"If once you start down the dark path, forever will it dominate your destiny." - Yoda.
...Its true. Just ask those of us who did not choose the path. Those of us who were born along that path, discarded there, and left to rot. Just ask, me. I was born there.
Most people do not know. They cannot relate. They grew up in warm safe homes with safe and happy families. They did not grow up surrounded by home invasions, violent crime, rampant drug abuse, assault, rape, murder and death. I did. And I escaped.
But it is fleeting. The memories of my youth are forever etched in my brain. Tomorrow, harmless words and phrases said by others in otherwise meaningless conversations will cause flashes of images that cannot be unseen. Thoughts that cannot be unthought. Actions that cannot be undone....
But I will not take a bite out of anyone. Instead, I will return to the gym once again to literally, exercise those demons. You see, in the gym was where I spent my time in those dark days of my youth. Taking my frustrations out, using up my aggression. Now into my forties, I am still there. In the gym. Not much else makes sense to me in this world. But the weight room calms me, more than my living room, my bedroom, or any drink or drug I've been willing to try.
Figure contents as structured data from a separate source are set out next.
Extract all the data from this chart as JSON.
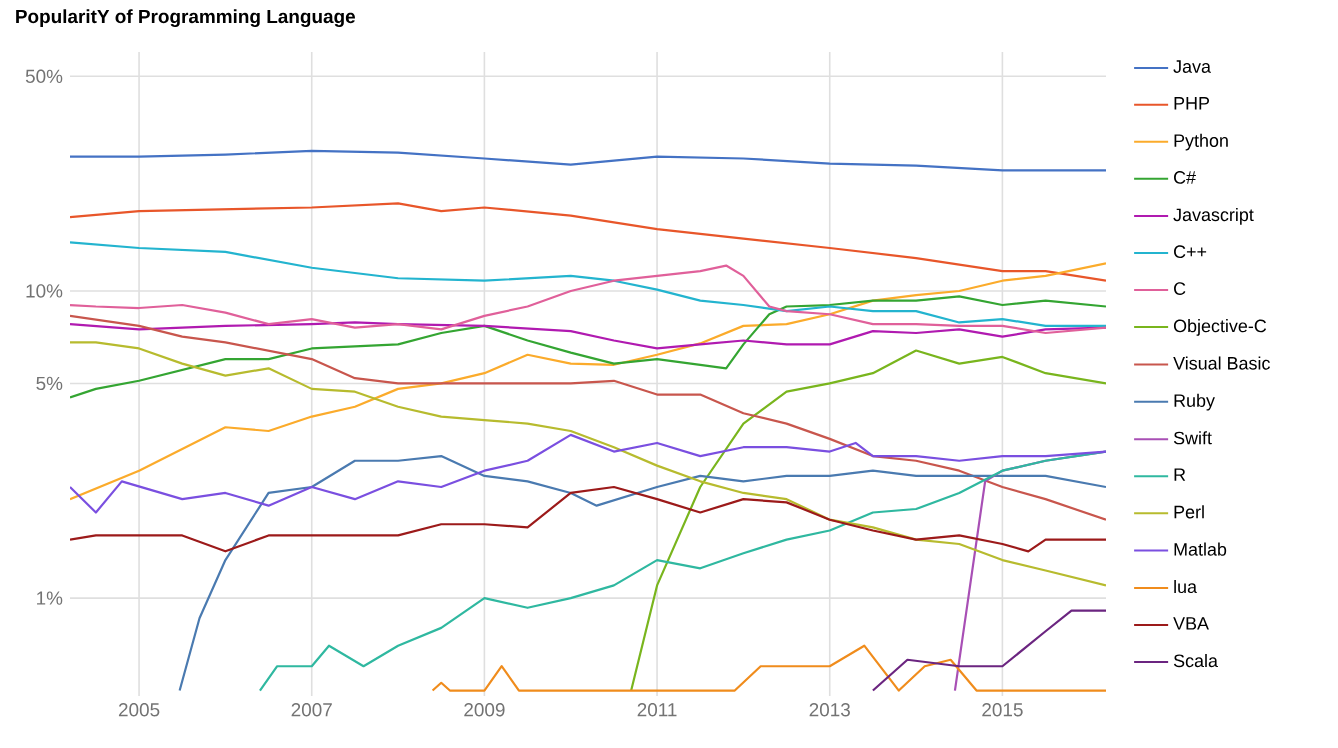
{
  "chart_data": {
    "type": "line",
    "title": "PopularitY of Programming Language",
    "log": "y",
    "grid": true,
    "legend": "right",
    "xlim": [
      2004.2,
      2016.2
    ],
    "ylim": [
      0.48,
      60
    ],
    "xticks": [
      2005,
      2007,
      2009,
      2011,
      2013,
      2015
    ],
    "yticks": [
      {
        "value": 1,
        "label": "1%"
      },
      {
        "value": 5,
        "label": "5%"
      },
      {
        "value": 10,
        "label": "10%"
      },
      {
        "value": 50,
        "label": "50%"
      }
    ],
    "series": [
      {
        "name": "Java",
        "color": "#4472c4",
        "x": [
          2004.2,
          2005,
          2006,
          2007,
          2008,
          2009,
          2010,
          2011,
          2012,
          2013,
          2014,
          2015,
          2016.2
        ],
        "values": [
          27.4,
          27.4,
          27.8,
          28.6,
          28.2,
          27.0,
          25.8,
          27.4,
          27.0,
          26.0,
          25.6,
          24.7,
          24.7
        ]
      },
      {
        "name": "PHP",
        "color": "#e8562a",
        "x": [
          2004.2,
          2005,
          2007,
          2008,
          2008.5,
          2009,
          2010,
          2011,
          2012,
          2013,
          2014,
          2015,
          2015.5,
          2016.2
        ],
        "values": [
          17.4,
          18.2,
          18.7,
          19.3,
          18.2,
          18.7,
          17.6,
          15.9,
          14.8,
          13.8,
          12.8,
          11.6,
          11.6,
          10.8
        ]
      },
      {
        "name": "Python",
        "color": "#fbab2b",
        "x": [
          2004.2,
          2005,
          2006,
          2006.5,
          2007,
          2007.5,
          2008,
          2008.5,
          2009,
          2009.5,
          2010,
          2010.5,
          2011,
          2011.5,
          2012,
          2012.5,
          2013,
          2013.5,
          2014,
          2014.5,
          2015,
          2015.5,
          2016.2
        ],
        "values": [
          2.1,
          2.6,
          3.6,
          3.5,
          3.9,
          4.2,
          4.8,
          5.0,
          5.4,
          6.2,
          5.8,
          5.75,
          6.2,
          6.75,
          7.7,
          7.8,
          8.4,
          9.3,
          9.7,
          10.0,
          10.8,
          11.2,
          12.3
        ]
      },
      {
        "name": "C#",
        "color": "#34a532",
        "x": [
          2004.2,
          2004.5,
          2005,
          2006,
          2006.5,
          2007,
          2007.5,
          2008,
          2008.5,
          2009,
          2009.5,
          2010,
          2010.5,
          2011,
          2011.5,
          2011.8,
          2012,
          2012.3,
          2012.5,
          2013,
          2013.5,
          2014,
          2014.5,
          2015,
          2015.5,
          2016.2
        ],
        "values": [
          4.5,
          4.8,
          5.1,
          6.0,
          6.0,
          6.5,
          6.6,
          6.7,
          7.3,
          7.7,
          6.9,
          6.3,
          5.8,
          6.0,
          5.75,
          5.6,
          6.7,
          8.4,
          8.9,
          9.0,
          9.3,
          9.3,
          9.6,
          9.0,
          9.3,
          8.9
        ]
      },
      {
        "name": "Javascript",
        "color": "#b01ab0",
        "x": [
          2004.2,
          2005,
          2006,
          2007,
          2007.5,
          2008,
          2009,
          2010,
          2010.5,
          2011,
          2011.5,
          2012,
          2012.5,
          2013,
          2013.5,
          2014,
          2014.5,
          2015,
          2015.5,
          2016.2
        ],
        "values": [
          7.8,
          7.5,
          7.7,
          7.8,
          7.9,
          7.8,
          7.7,
          7.4,
          6.9,
          6.5,
          6.7,
          6.9,
          6.7,
          6.7,
          7.4,
          7.3,
          7.5,
          7.1,
          7.5,
          7.6
        ]
      },
      {
        "name": "C++",
        "color": "#23b4cf",
        "x": [
          2004.2,
          2005,
          2006,
          2007,
          2008,
          2009,
          2010,
          2010.5,
          2011,
          2011.5,
          2012,
          2012.5,
          2013,
          2013.5,
          2014,
          2014.5,
          2015,
          2015.5,
          2016.2
        ],
        "values": [
          14.4,
          13.8,
          13.4,
          11.9,
          11.0,
          10.8,
          11.2,
          10.8,
          10.1,
          9.3,
          9.0,
          8.6,
          8.9,
          8.6,
          8.6,
          7.9,
          8.1,
          7.7,
          7.7
        ]
      },
      {
        "name": "C",
        "color": "#e0609a",
        "x": [
          2004.2,
          2004.5,
          2005,
          2005.5,
          2006,
          2006.5,
          2007,
          2007.5,
          2008,
          2008.5,
          2009,
          2009.5,
          2010,
          2010.5,
          2011,
          2011.5,
          2011.8,
          2012,
          2012.3,
          2012.5,
          2013,
          2013.5,
          2014,
          2014.5,
          2015,
          2015.5,
          2016.2
        ],
        "values": [
          9.0,
          8.9,
          8.8,
          9.0,
          8.5,
          7.8,
          8.1,
          7.6,
          7.8,
          7.5,
          8.3,
          8.9,
          10.0,
          10.8,
          11.2,
          11.6,
          12.1,
          11.2,
          8.9,
          8.6,
          8.4,
          7.8,
          7.8,
          7.7,
          7.7,
          7.3,
          7.6
        ]
      },
      {
        "name": "Objective-C",
        "color": "#79b51d",
        "x": [
          2010.7,
          2011,
          2011.5,
          2012,
          2012.5,
          2013,
          2013.5,
          2014,
          2014.5,
          2015,
          2015.5,
          2016.2
        ],
        "values": [
          0.5,
          1.1,
          2.3,
          3.7,
          4.7,
          5.0,
          5.4,
          6.4,
          5.8,
          6.1,
          5.4,
          5.0
        ]
      },
      {
        "name": "Visual Basic",
        "color": "#c8564d",
        "x": [
          2004.2,
          2005,
          2005.5,
          2006,
          2007,
          2007.5,
          2008,
          2009,
          2010,
          2010.5,
          2011,
          2011.5,
          2012,
          2012.5,
          2013,
          2013.5,
          2014,
          2014.5,
          2015,
          2015.5,
          2016.2
        ],
        "values": [
          8.3,
          7.7,
          7.1,
          6.8,
          6.0,
          5.2,
          5.0,
          5.0,
          5.0,
          5.1,
          4.6,
          4.6,
          4.0,
          3.7,
          3.3,
          2.9,
          2.8,
          2.6,
          2.3,
          2.1,
          1.8
        ]
      },
      {
        "name": "Ruby",
        "color": "#4a7ab0",
        "x": [
          2005.47,
          2005.7,
          2006,
          2006.5,
          2007,
          2007.5,
          2008,
          2008.5,
          2009,
          2009.5,
          2010,
          2010.3,
          2011,
          2011.5,
          2012,
          2012.5,
          2013,
          2013.5,
          2014,
          2014.5,
          2015,
          2015.5,
          2016.2
        ],
        "values": [
          0.5,
          0.86,
          1.33,
          2.2,
          2.3,
          2.8,
          2.8,
          2.9,
          2.5,
          2.4,
          2.2,
          2.0,
          2.3,
          2.5,
          2.4,
          2.5,
          2.5,
          2.6,
          2.5,
          2.5,
          2.5,
          2.5,
          2.3
        ]
      },
      {
        "name": "Swift",
        "color": "#a84fb5",
        "x": [
          2014.45,
          2014.8,
          2015,
          2015.5,
          2016.2
        ],
        "values": [
          0.5,
          2.4,
          2.6,
          2.8,
          3.0
        ]
      },
      {
        "name": "R",
        "color": "#2fb8a0",
        "x": [
          2006.4,
          2006.6,
          2007,
          2007.2,
          2007.6,
          2008,
          2008.5,
          2009,
          2009.5,
          2010,
          2010.5,
          2011,
          2011.5,
          2012,
          2012.5,
          2013,
          2013.5,
          2014,
          2014.5,
          2015,
          2015.5,
          2016.2
        ],
        "values": [
          0.5,
          0.6,
          0.6,
          0.7,
          0.6,
          0.7,
          0.8,
          1.0,
          0.93,
          1.0,
          1.1,
          1.33,
          1.25,
          1.4,
          1.55,
          1.66,
          1.9,
          1.95,
          2.2,
          2.6,
          2.8,
          3.0
        ]
      },
      {
        "name": "Perl",
        "color": "#b7bb2e",
        "x": [
          2004.2,
          2004.5,
          2005,
          2005.5,
          2006,
          2006.5,
          2007,
          2007.5,
          2008,
          2008.5,
          2009,
          2009.5,
          2010,
          2010.5,
          2011,
          2011.5,
          2012,
          2012.5,
          2013,
          2013.5,
          2014,
          2014.5,
          2015,
          2015.5,
          2016.2
        ],
        "values": [
          6.8,
          6.8,
          6.5,
          5.8,
          5.3,
          5.6,
          4.8,
          4.7,
          4.2,
          3.9,
          3.8,
          3.7,
          3.5,
          3.1,
          2.7,
          2.4,
          2.2,
          2.1,
          1.8,
          1.7,
          1.55,
          1.5,
          1.33,
          1.23,
          1.1
        ]
      },
      {
        "name": "Matlab",
        "color": "#7a4fe0",
        "x": [
          2004.2,
          2004.5,
          2004.8,
          2005.5,
          2006,
          2006.5,
          2007,
          2007.5,
          2008,
          2008.5,
          2009,
          2009.5,
          2010,
          2010.5,
          2011,
          2011.5,
          2012,
          2012.5,
          2013,
          2013.3,
          2013.5,
          2014,
          2014.5,
          2015,
          2015.5,
          2016.2
        ],
        "values": [
          2.3,
          1.9,
          2.4,
          2.1,
          2.2,
          2.0,
          2.3,
          2.1,
          2.4,
          2.3,
          2.6,
          2.8,
          3.4,
          3.0,
          3.2,
          2.9,
          3.1,
          3.1,
          3.0,
          3.2,
          2.9,
          2.9,
          2.8,
          2.9,
          2.9,
          3.0
        ]
      },
      {
        "name": "lua",
        "color": "#f08c1c",
        "x": [
          2008.4,
          2008.5,
          2008.6,
          2009.0,
          2009.2,
          2009.4,
          2011.9,
          2012.2,
          2013,
          2013.4,
          2013.8,
          2014.1,
          2014.4,
          2014.7,
          2016.2
        ],
        "values": [
          0.5,
          0.53,
          0.5,
          0.5,
          0.6,
          0.5,
          0.5,
          0.6,
          0.6,
          0.7,
          0.5,
          0.6,
          0.63,
          0.5,
          0.5
        ]
      },
      {
        "name": "VBA",
        "color": "#9c1a1a",
        "x": [
          2004.2,
          2004.5,
          2005,
          2005.5,
          2006,
          2006.5,
          2007,
          2008,
          2008.5,
          2009,
          2009.5,
          2010,
          2010.5,
          2011,
          2011.5,
          2012,
          2012.5,
          2013,
          2013.5,
          2014,
          2014.5,
          2015,
          2015.3,
          2015.5,
          2016.2
        ],
        "values": [
          1.55,
          1.6,
          1.6,
          1.6,
          1.42,
          1.6,
          1.6,
          1.6,
          1.74,
          1.74,
          1.7,
          2.2,
          2.3,
          2.1,
          1.9,
          2.1,
          2.05,
          1.8,
          1.66,
          1.55,
          1.6,
          1.5,
          1.42,
          1.55,
          1.55
        ]
      },
      {
        "name": "Scala",
        "color": "#6b2580",
        "x": [
          2013.5,
          2013.9,
          2014.5,
          2015,
          2015.5,
          2015.8,
          2016.2
        ],
        "values": [
          0.5,
          0.63,
          0.6,
          0.6,
          0.78,
          0.91,
          0.91
        ]
      }
    ]
  }
}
When I am done in the weight room I am spent. All the anger and rage that was created in my earliest of memories are gone.
Tonight I am calm. I can look people in the eye and feel the same comfort around other human beings as they do. The same confidence. Inside I am not unlike the dog who grew up in a violent environment and has been beaten so many times that it is the only thing he knows. It shakes his confidence. It shapes his personality. It makes him bite.
once your soul is in pain, the only way to control the pain is to inflict it yourself. In the gym I control the pain. and I bring it, every time.
The Gym. My porgatory and my salvation are one and the same.